Notes / Server Setup

(This was originally on my old website, I have resurrected it here.)

Here we do some basic server setup, hardening it in preparation for whatever we want to use it for, in my case, hosting this website.

I am using a DigitalOcean Ubuntu 14.04 instance.

SSH

The plan is to disable root login, and only allow login to a new user using ssh keys.

We start with a freshly spun-up droplet.

ssh root@<SERVER_IP>

Create a new user, and add it to the sudo group.

adduser <USERNAME>
gpasswd -a <USERNAME> sudo

Back on our client machine generate an SSH key pair, and upload our public key to the server.

ssh-keygen -t rsa -b 4096
ssh-copy-id <USERNAME>@<SERVER_IP>

Over on the server, in /etc/ssh/sshd_config, we want PermitRootLogin no and PasswordAuthentication no. This will disable logging in as root, and disable logging in using a password (so key only login).

service ssh restart

Now exit and ssh in as the new user.

Firewall

We will drop all incoming connections except TCP connections for HTTP and HTTPS. SSH will be concealed using SPA (single packet authorisation). As a matter of practice make sure out-of-band management is in place in case you lock yourself out.

iptables

Make sure the default policy is to accept before we flush, so we are not kicked off

sudo iptables -P INPUT ACCEPT
sudo iptables -P FORWARD ACCEPT
sudo iptables -P OUTPUT ACCEPT
sudo iptables -F

Drop invalid packets

sudo iptables -A INPUT -m conntrack --ctstate INVALID -j DROP

Allow loopback connections

sudo iptables -A INPUT -i lo -j ACCEPT

Allow packets that are part of an established connection, and those that are associated with it

sudo iptables -A INPUT -m conntrack --ctstate ESTABLISHED,RELATED -j ACCEPT

Allow TCP connections to ports 80 and 443

sudo iptables -A INPUT -p tcp --dport 80 -j ACCEPT
sudo iptables -A INPUT -p tcp --dport 443 -j ACCEPT

Change back to the default drop policy

sudo iptables -P INPUT DROP
sudo iptables -P FORWARD DROP

Now, iptables rules do not persist restarts, to remedy this

sudo apt-get install iptables-persistent

fwknop

Next we set up SPA using fwknop. This allows us to send an encrypted packet that is passively sniffed by a daemon running on the server, if we successfully authenticate then a temporary firewall rule is added exposing a service to only our IP for a predefined time period. This obviates the need for tools such as Fail2ban. We will use this to conceal the SSH service.

On the client

sudo apt-get install fwknop-client

We will use AES128-CBC+HMAC-SHA256, since 4096 bit RSA keys are protecting actual login, but if required, fwknop can be configured to use OpenPGP key pairs instead.

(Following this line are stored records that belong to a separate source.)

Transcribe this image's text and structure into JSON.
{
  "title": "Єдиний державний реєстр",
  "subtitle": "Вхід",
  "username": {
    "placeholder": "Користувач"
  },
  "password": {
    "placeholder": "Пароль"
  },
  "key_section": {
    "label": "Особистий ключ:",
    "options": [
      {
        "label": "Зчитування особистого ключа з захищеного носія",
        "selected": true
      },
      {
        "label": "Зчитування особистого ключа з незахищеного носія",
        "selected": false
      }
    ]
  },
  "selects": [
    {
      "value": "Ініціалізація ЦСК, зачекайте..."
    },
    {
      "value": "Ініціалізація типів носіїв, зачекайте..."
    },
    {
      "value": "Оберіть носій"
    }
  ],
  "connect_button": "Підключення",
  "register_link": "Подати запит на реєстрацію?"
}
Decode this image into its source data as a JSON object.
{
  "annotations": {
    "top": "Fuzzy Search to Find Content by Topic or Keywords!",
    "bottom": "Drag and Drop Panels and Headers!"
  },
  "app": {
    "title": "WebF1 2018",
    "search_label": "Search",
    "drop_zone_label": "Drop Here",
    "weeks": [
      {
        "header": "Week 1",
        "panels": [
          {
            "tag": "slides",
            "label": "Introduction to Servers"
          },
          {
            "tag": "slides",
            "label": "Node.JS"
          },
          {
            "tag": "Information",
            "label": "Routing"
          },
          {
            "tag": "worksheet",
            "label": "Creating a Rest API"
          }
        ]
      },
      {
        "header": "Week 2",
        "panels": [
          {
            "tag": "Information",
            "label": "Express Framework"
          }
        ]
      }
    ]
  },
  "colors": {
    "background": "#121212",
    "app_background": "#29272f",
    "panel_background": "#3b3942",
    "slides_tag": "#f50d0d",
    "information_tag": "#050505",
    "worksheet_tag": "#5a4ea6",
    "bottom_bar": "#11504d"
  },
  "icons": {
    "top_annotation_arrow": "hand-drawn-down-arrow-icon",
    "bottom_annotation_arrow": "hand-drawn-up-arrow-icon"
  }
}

Generate the config stanza used when knocking at our server

fwknop -n <NAME> -A tcp/22 -R -D <SERVER_IP> --use-hmac --hmac-digest-type=SHA256 --key-gen --key-len=16 --hmac-key-len=64 --save-rc-stanza

This gets written to ~/.fwknoprc.

When we want to knock do

fwknop -n 

But we still have the server to do, so on the server

sudo apt-get install fwknop-server

Copy thy keys from ~/.fwknoprc on the client into /etc/fwknop/access.conf on the server, and add which port to open

SOURCE              ANY
OPENPORTS           tcp/22
KEY_BASE64          <KEY_BASE64 from client>
HMAC_KEY_BASE64     <HMAC_KEY_BASE64 from client>

Now, fwknop uses timestamps so it is best to keep our server time synced

sudo apt-get install ntp

We can see everything works by knocking from the client then checking an extra rule has been added to iptables

sudo iptables -S

Conclusion

We now have a secure base to build upon, make sure to back up your .ssh, and .fwknop directories. Some further improvements may include using OpenPGP keys for both SSH authentication and SPA, and storing the keys on an OpenPGP card, meaning only pointers to the keys are stored on the client, so we are required to insert the card when we want to login.